After years of pitiful interest on savings and checking accounts, federally backed I bonds are a beacon of financial security.
From November 2021 to the end of October, the Treasury Department sold more than $35 billion in electronic savings bonds.
That’s a staggering amount of money people were transferring from their savings and checking accounts — and in stark contrast to the financial situation of other Americans struggling to cope with high inflation. This shows that there are plenty of Americans out there with cash to spare, especially since you can’t sell an I bond for 12 months.
Generally obscure I bonds have resonated with investors because they address two of their biggest concerns right now, said Christine Benz, director of personal finance and retirement planning for Morningstar and co-host of the podcast. “The Long View”.
“They provide security in a year when stocks and bonds have fallen, and they help preserve purchasing power in an inflationary environment,” Benz said.
How long will bonds pay 6.89%?
The rate is good until April 30, 2023.
If you buy an I bond, the rate applies for the first six months after the date of issue.

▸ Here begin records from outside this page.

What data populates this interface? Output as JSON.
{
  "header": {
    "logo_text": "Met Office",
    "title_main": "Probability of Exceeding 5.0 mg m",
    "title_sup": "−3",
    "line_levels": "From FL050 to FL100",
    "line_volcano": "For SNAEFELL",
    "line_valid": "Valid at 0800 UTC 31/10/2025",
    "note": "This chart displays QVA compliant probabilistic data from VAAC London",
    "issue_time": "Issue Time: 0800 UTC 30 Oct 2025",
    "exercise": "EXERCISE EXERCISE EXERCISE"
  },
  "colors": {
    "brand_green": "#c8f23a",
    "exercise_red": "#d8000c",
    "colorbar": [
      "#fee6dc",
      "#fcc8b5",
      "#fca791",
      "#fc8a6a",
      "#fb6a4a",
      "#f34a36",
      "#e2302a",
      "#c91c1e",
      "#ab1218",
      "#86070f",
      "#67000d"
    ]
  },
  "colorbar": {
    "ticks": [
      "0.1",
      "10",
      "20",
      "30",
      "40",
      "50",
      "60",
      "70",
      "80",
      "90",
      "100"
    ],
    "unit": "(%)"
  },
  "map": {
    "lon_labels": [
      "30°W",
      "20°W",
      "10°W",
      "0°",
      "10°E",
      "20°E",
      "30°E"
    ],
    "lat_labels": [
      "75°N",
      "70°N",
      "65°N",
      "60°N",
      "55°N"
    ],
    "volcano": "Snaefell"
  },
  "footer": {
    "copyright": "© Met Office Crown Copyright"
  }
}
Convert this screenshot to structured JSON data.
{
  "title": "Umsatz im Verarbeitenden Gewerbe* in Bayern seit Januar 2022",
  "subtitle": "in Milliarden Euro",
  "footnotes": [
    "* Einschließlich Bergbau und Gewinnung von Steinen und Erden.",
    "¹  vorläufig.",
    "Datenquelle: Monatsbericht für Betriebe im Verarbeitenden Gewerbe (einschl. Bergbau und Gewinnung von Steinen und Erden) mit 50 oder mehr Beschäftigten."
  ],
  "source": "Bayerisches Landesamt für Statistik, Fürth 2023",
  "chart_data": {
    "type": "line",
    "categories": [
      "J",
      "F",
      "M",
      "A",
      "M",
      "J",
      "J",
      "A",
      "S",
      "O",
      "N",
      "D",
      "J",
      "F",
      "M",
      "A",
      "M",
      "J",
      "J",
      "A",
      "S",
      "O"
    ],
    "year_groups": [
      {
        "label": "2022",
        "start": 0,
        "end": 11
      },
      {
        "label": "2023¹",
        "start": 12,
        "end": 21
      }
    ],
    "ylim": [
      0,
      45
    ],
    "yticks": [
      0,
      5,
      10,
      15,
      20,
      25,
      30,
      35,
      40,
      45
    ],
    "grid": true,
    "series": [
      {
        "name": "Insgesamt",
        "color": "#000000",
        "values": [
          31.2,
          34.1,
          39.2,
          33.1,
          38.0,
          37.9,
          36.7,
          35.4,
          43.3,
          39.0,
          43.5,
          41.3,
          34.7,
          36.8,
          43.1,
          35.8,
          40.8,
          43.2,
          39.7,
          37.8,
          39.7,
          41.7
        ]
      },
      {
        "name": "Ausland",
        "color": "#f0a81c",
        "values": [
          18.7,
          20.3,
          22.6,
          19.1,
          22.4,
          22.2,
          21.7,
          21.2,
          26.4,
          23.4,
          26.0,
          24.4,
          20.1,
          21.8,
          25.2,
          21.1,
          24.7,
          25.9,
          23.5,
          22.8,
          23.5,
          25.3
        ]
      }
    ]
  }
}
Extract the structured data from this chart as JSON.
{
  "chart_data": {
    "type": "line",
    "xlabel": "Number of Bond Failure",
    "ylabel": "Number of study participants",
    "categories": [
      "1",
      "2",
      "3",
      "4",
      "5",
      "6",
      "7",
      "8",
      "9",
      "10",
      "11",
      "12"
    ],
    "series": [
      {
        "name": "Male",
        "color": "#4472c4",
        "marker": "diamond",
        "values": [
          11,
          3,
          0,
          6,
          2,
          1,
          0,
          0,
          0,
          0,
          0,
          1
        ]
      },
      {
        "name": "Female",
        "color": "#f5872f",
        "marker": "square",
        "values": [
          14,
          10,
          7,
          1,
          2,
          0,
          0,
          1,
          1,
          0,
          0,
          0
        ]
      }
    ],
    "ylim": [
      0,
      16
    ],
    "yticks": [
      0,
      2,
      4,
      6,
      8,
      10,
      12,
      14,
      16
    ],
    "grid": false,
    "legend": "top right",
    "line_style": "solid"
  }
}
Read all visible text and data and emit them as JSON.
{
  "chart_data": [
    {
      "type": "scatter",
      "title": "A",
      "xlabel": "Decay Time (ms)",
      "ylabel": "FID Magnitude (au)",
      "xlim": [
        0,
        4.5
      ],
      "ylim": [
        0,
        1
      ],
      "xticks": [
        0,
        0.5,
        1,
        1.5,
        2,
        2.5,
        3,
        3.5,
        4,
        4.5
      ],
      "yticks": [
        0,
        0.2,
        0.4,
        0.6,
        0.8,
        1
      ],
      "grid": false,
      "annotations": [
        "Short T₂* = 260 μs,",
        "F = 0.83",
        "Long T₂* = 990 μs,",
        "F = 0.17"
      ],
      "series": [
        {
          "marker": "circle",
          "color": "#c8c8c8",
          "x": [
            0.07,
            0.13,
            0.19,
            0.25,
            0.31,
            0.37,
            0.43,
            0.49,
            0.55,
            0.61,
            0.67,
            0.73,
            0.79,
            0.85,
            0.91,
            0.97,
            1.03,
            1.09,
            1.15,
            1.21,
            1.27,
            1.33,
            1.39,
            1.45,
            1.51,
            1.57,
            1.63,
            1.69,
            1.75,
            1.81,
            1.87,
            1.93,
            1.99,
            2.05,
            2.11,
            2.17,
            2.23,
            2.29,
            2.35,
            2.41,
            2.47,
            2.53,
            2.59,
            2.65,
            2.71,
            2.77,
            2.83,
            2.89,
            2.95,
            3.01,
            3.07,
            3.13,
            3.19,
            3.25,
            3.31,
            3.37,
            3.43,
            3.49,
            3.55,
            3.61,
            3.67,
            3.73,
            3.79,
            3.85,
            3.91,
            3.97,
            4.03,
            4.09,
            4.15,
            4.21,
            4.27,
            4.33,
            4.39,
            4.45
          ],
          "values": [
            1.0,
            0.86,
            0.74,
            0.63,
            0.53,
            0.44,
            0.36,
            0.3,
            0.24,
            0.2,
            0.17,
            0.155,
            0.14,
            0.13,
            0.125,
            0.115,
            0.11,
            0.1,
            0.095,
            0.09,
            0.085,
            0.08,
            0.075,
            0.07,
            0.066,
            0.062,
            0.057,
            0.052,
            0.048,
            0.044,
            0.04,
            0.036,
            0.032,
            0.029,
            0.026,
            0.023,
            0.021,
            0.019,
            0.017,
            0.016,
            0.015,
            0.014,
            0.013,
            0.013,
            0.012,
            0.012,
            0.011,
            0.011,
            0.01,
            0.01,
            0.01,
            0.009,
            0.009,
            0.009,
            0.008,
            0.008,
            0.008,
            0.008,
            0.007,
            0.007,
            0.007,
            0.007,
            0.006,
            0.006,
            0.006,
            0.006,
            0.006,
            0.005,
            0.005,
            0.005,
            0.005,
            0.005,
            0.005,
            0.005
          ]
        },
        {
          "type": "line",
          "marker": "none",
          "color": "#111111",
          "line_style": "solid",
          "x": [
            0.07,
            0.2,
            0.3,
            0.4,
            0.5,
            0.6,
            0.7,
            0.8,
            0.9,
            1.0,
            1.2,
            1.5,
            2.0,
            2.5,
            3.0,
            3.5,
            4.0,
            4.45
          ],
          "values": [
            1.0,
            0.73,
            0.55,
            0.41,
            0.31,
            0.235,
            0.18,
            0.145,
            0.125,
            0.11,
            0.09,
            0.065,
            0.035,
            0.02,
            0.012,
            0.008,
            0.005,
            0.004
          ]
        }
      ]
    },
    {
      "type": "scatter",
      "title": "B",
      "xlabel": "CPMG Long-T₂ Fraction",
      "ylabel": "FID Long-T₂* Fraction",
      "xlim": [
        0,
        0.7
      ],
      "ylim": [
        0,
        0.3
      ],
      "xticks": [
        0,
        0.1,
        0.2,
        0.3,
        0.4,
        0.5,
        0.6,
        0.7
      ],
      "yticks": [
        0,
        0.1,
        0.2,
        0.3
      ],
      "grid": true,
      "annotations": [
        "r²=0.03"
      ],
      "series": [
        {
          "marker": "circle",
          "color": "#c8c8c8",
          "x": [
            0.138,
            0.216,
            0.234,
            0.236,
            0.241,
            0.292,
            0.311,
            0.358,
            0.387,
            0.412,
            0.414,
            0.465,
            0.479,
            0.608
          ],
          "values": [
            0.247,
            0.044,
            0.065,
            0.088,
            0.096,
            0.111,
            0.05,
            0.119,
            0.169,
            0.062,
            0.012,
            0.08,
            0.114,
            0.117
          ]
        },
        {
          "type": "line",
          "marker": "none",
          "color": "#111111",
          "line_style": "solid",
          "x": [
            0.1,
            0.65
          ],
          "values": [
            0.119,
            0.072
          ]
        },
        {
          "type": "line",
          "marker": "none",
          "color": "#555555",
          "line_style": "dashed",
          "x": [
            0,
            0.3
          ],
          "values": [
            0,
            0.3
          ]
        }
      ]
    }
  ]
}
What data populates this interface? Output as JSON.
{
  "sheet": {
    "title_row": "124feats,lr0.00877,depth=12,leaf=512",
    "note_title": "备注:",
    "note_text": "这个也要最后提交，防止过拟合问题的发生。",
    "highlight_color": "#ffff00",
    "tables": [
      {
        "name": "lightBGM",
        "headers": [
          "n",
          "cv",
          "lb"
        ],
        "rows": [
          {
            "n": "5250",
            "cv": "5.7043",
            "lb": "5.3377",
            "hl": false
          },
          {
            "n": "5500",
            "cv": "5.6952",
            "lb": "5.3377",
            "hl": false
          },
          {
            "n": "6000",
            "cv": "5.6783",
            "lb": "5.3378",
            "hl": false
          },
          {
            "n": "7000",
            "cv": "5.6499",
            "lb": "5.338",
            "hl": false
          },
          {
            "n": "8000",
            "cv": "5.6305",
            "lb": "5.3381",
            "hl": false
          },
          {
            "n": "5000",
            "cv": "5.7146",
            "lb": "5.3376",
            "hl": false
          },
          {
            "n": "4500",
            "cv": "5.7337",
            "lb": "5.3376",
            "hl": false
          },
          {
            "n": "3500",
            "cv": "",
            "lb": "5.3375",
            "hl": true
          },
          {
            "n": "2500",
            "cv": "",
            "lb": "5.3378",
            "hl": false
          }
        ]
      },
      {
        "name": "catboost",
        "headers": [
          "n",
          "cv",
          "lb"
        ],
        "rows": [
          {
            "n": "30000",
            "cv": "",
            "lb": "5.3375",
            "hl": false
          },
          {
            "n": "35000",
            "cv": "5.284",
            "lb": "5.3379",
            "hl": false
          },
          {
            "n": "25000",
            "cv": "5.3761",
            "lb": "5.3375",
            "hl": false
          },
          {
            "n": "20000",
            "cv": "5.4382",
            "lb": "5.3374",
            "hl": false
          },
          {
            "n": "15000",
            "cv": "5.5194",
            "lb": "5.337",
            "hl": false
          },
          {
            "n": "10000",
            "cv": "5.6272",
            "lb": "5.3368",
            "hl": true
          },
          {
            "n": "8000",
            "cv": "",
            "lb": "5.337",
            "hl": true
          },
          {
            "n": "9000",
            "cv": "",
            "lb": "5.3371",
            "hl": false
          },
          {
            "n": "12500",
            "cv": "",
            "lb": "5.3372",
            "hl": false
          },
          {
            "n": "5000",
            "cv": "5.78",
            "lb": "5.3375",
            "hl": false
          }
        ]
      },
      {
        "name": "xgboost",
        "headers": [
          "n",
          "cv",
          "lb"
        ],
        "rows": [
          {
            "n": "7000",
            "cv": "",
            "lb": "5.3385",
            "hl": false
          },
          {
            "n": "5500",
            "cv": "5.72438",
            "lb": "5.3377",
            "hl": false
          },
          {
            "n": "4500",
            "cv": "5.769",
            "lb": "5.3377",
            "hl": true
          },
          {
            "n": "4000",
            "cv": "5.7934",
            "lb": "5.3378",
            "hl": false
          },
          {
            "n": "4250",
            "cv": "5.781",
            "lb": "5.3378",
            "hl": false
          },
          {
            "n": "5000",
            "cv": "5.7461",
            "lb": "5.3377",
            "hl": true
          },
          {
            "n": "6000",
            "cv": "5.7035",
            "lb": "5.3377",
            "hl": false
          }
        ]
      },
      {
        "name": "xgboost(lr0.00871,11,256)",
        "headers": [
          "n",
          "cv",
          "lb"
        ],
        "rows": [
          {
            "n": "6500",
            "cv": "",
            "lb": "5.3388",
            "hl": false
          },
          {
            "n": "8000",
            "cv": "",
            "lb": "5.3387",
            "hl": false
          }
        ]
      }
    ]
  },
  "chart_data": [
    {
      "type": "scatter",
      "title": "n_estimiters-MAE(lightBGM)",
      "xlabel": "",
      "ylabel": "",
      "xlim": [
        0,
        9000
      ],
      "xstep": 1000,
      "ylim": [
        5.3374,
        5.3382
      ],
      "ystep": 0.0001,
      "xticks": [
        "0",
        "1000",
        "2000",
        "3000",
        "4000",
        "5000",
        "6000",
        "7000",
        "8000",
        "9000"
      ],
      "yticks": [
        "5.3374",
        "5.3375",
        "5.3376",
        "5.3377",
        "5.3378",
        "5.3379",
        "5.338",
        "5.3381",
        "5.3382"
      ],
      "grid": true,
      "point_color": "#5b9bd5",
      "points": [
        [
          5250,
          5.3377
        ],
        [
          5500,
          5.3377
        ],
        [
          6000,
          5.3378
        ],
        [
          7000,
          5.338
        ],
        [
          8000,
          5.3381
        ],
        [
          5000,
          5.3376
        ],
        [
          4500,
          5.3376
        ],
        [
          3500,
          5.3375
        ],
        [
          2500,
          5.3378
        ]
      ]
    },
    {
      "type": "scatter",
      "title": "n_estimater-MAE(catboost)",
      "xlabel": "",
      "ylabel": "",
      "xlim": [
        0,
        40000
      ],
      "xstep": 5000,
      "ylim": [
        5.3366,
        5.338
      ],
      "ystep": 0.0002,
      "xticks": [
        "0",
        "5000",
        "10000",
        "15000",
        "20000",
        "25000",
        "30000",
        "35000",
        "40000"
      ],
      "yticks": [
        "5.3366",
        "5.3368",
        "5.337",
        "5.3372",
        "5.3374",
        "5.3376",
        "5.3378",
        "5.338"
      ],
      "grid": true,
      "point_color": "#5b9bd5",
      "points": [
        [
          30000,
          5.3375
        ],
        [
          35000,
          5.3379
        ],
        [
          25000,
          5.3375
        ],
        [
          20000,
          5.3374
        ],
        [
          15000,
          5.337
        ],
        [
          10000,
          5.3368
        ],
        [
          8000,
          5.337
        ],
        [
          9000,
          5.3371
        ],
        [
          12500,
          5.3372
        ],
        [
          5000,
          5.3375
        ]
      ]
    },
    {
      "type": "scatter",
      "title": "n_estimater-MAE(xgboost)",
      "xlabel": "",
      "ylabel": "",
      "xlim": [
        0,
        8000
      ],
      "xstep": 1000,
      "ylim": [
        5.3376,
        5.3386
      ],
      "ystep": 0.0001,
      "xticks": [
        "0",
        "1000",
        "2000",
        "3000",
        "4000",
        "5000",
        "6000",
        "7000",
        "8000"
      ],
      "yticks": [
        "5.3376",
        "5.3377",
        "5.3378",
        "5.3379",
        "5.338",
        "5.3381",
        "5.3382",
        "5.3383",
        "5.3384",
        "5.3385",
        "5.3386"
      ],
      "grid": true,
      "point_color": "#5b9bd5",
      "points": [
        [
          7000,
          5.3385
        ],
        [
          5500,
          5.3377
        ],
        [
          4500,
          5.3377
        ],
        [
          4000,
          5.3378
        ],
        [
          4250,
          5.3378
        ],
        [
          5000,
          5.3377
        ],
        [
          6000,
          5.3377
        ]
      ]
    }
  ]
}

Can I still get the higher rate if the website keeps kicking me out?
The Treasury Department had been warning people for weeks that unprecedented interest in I bonds could delay purchases.
Even if you waited until the last minute and couldn’t make your purchase, it’s not your fault. TreasuryDirect is an outdated site that needs an overhaul. The site also crashed in May, when the 9.62% rate was announced.
How many I bonds can I buy?
You can buy an I bond for any amount from $25 to $10,000. You can specify a specific penny amount. So you can buy an I bond for $49.99.
Be careful not to exceed the $10,000 per calendar year limit for I Bonds purchased electronically. If your purchase is rejected, it may take weeks to get your money back.
But if you’re expecting a big tax refund next year, you can use it to buy an additional $5,000 in paper I bonds, bringing the possible I bond total to $15,000 per person. .
To purchase paper savings bonds, you use IRS Form 8888.
Is it still worth buying bonds?
Yes, the current rate still beats other conservative options.
But don’t confuse the safety of I bonds with the need for cash, Benz said.
“Bond investors cannot redeem their bonds in the first 12 months, and if they cash out before five years have passed, they will lose three months of interest,” Benz pointed out. “But I bonds can be a great choice for safe reserves that investors don’t need easy access to.”
Singletary is a personal finance columnist for The Washington Post.